What the modelled estimates do achieve, however, is to summarise the various demographic, socioeconomic and administrative information available for an area in a way that indicates the expected level of each health indicator for an area with those characteristics. In the absence of accurate, localised information about the health indicator, such predictions can usefully contribute to policy and program development, service planning and other decision-making processes that require an indication of the geographic distribution of the health indicator.
The response rate of around 85% provides a high level of coverage across the population; however, the response rate among some groups is lower than among other groups, e.g., those living in the most disadvantaged areas have a lower response rate than those living in less disadvantaged areas. Although the sample includes the majority of people living in households in private dwellings, it excludes those living in the most remote areas of Australia; whereas these areas comprise less than 3% of the total population, Aboriginal people comprise up to one third of the population in these areas. This and other limitations of the method mean that estimates have not been published for PHAs with populations under 1,000, or with a high proportion of their population in:
- non-private dwellings (hospitals, gaols, nursing homes - and also excludes members of the armed forces);
- in Very Remote areas;
- in discrete Aboriginal communities; and
- where the relative root mean square errors (RRMSEs) on the estimates was 1 or more (estimate replaced with ≠)
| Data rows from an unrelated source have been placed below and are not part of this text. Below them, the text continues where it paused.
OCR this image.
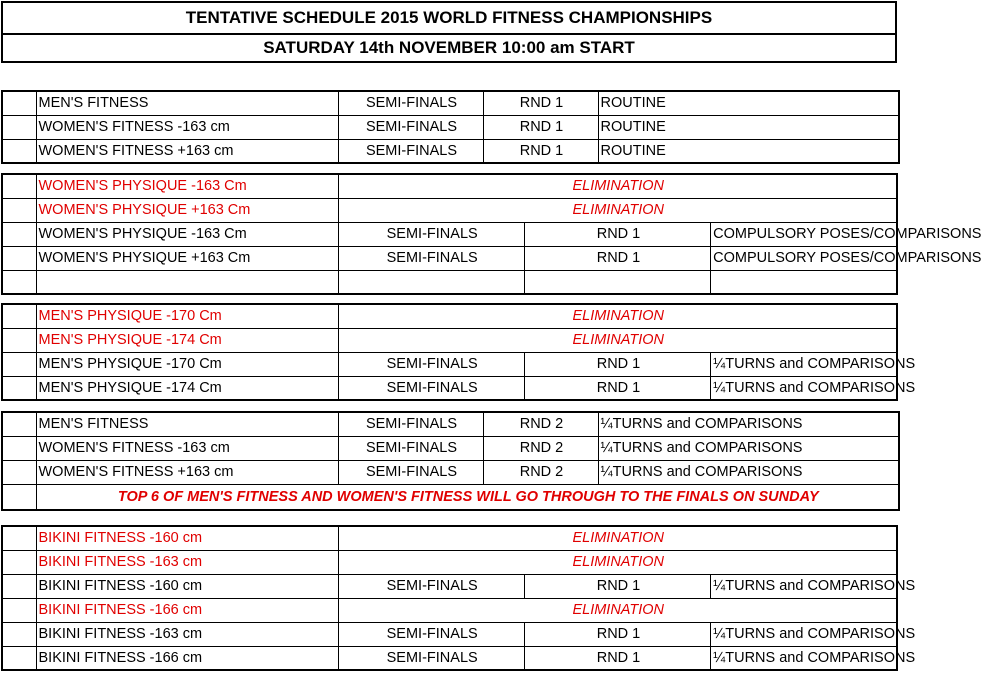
TENTATIVE SCHEDULE 2015 WORLD FITNESS CHAMPIONSHIPS
SATURDAY 14th NOVEMBER 10:00 am START
	MEN'S FITNESS	SEMI-FINALS	RND 1	ROUTINE
	WOMEN'S FITNESS -163 cm	SEMI-FINALS	RND 1	ROUTINE
	WOMEN'S FITNESS +163 cm	SEMI-FINALS	RND 1	ROUTINE
	WOMEN'S PHYSIQUE -163 Cm	ELIMINATION		
	WOMEN'S PHYSIQUE +163 Cm	ELIMINATION		
	WOMEN'S PHYSIQUE -163 Cm	SEMI-FINALS	RND 1	COMPULSORY POSES/COMPARISONS
	WOMEN'S PHYSIQUE +163 Cm	SEMI-FINALS	RND 1	COMPULSORY POSES/COMPARISONS

	MEN'S PHYSIQUE -170 Cm	ELIMINATION		
	MEN'S PHYSIQUE -174 Cm	ELIMINATION		
	MEN'S PHYSIQUE -170 Cm	SEMI-FINALS	RND 1	¼TURNS and COMPARISONS
	MEN'S PHYSIQUE -174 Cm	SEMI-FINALS	RND 1	¼TURNS and COMPARISONS
	MEN'S FITNESS	SEMI-FINALS	RND 2	¼TURNS and COMPARISONS
	WOMEN'S FITNESS -163 cm	SEMI-FINALS	RND 2	¼TURNS and COMPARISONS
	WOMEN'S FITNESS +163 cm	SEMI-FINALS	RND 2	¼TURNS and COMPARISONS
	TOP 6 OF MEN'S FITNESS AND WOMEN'S FITNESS WILL GO THROUGH TO THE FINALS ON SUNDAY			
	BIKINI FITNESS -160 cm	ELIMINATION		
	BIKINI FITNESS -163 cm	ELIMINATION		
	BIKINI FITNESS -160 cm	SEMI-FINALS	RND 1	¼TURNS and COMPARISONS
	BIKINI FITNESS -166 cm	ELIMINATION		
	BIKINI FITNESS -163 cm	SEMI-FINALS	RND 1	¼TURNS and COMPARISONS
	BIKINI FITNESS -166 cm	SEMI-FINALS	RND 1	¼TURNS and COMPARISONS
- Estimates with RRMSEs from 0.25 and to 0.50 have been marked (~) to indicate that they should be used with caution; and those greater than 0.50 but less than 1 are marked (~~) to indicate that the estimate is considered too unreliable for general use.
- For the Primary Health Network (PHN) data, differences between the PHN totals and the sum of LGAs within PHNs result from the use of different concordances.
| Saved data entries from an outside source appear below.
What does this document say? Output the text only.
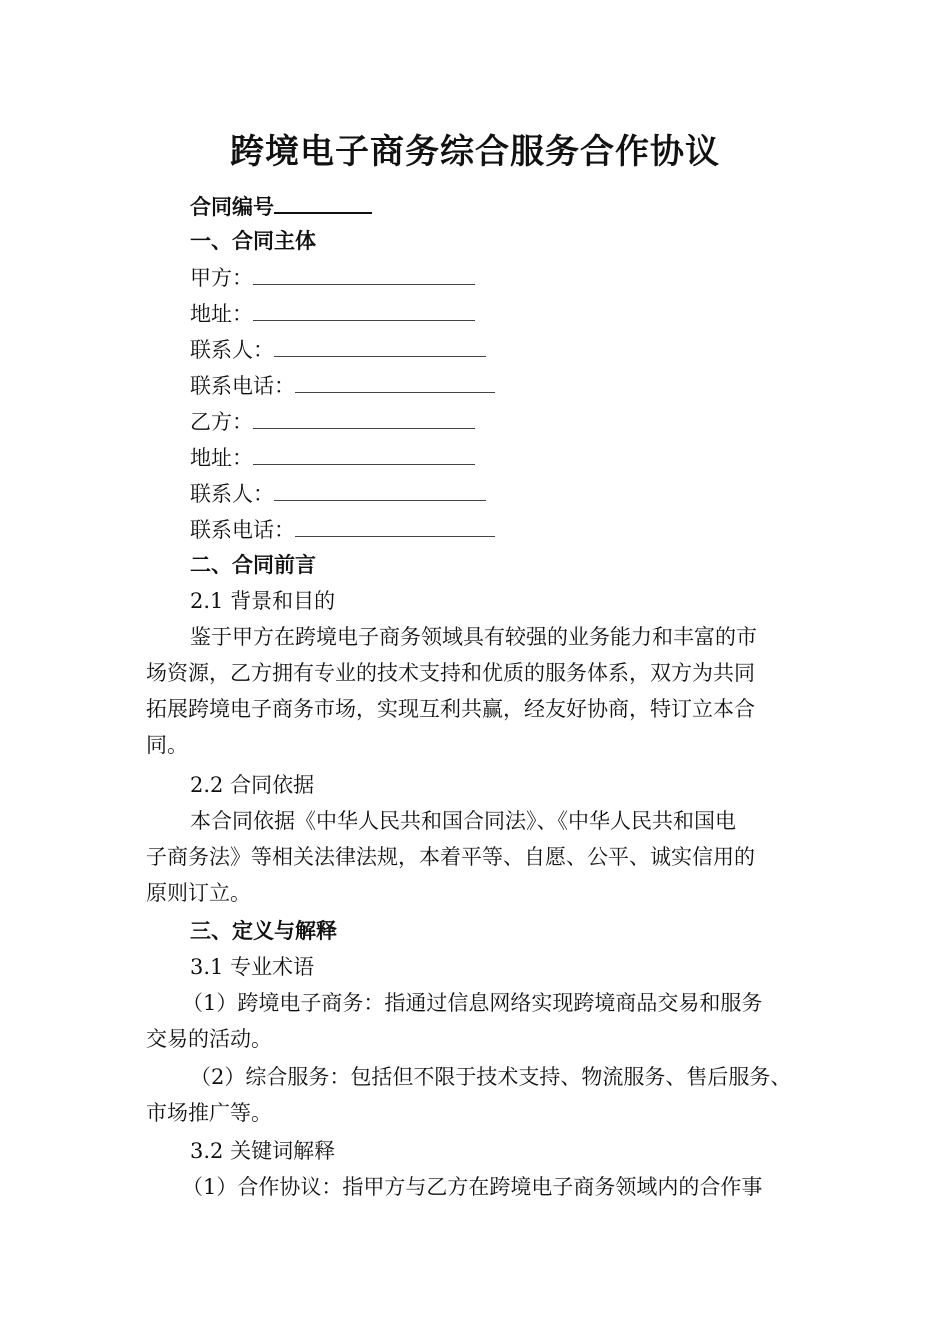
跨境电子商务综合服务合作协议
合同编号
一、合同主体
甲方：
地址：
联系人：
联系电话：
乙方：
地址：
联系人：
联系电话：
二、合同前言
2.1 背景和目的
鉴于甲方在跨境电子商务领域具有较强的业务能力和丰富的市
场资源，乙方拥有专业的技术支持和优质的服务体系，双方为共同
拓展跨境电子商务市场，实现互利共赢，经友好协商，特订立本合
同。
2.2 合同依据
本合同依据《中华人民共和国合同法》、《中华人民共和国电
子商务法》等相关法律法规，本着平等、自愿、公平、诚实信用的
原则订立。
三、定义与解释
3.1 专业术语
（1）跨境电子商务：指通过信息网络实现跨境商品交易和服务
交易的活动。
（2）综合服务：包括但不限于技术支持、物流服务、售后服务、
市场推广等。
3.2 关键词解释
（1）合作协议：指甲方与乙方在跨境电子商务领域内的合作事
A waist measurement of 94cm or more for men or 80cm or more for women indicates that a person is at increased risk of developing chronic disease .
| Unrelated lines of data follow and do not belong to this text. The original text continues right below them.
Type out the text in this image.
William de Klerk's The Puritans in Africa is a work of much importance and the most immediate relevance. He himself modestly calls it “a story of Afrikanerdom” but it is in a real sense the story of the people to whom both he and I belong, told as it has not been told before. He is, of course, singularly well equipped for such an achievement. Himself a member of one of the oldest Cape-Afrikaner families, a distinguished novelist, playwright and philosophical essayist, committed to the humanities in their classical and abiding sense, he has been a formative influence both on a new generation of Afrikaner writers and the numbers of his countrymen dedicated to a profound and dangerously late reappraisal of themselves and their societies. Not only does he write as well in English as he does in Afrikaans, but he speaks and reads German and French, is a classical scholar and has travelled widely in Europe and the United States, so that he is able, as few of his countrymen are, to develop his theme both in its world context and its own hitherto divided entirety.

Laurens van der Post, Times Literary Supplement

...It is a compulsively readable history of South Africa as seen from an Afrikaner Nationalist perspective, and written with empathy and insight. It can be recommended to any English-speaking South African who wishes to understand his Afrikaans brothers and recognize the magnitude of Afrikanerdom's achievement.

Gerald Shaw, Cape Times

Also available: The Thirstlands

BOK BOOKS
- World Health Organisation, 2000, Obesity: preventing and managing the global epidemic. Report of a WHO Consultation, 2000. Available from: http://libdoc.who.int/trs/WHO_TRS_894.pdf.
Geography: Data available by Population Health Area, Local Government Area, Primary Health Network, Quintiles and Remoteness Areas
Numerator: Estimated number of males, females or persons aged 18 years and over who had a waist circumference increasing risk or substantially increasing risk of developing chronic disease
Denominator: Male, female or total population aged 18 years and over
Detail of analysis: Indirectly age-standardised rate per 100 population (aged 18 years and over); and/or indirectly age-standardised ratio, based on the Australian standard
PHA, LGA & PHN: Compiled by PHIDU based on modelled estimates from the 2014-15 National Health Survey, ABS (unpublished).
Quintiles & Remoteness: Compiled by PHIDU based on direct estimates from the 2014-15 National Health Survey, ABS Survey TableBuilder.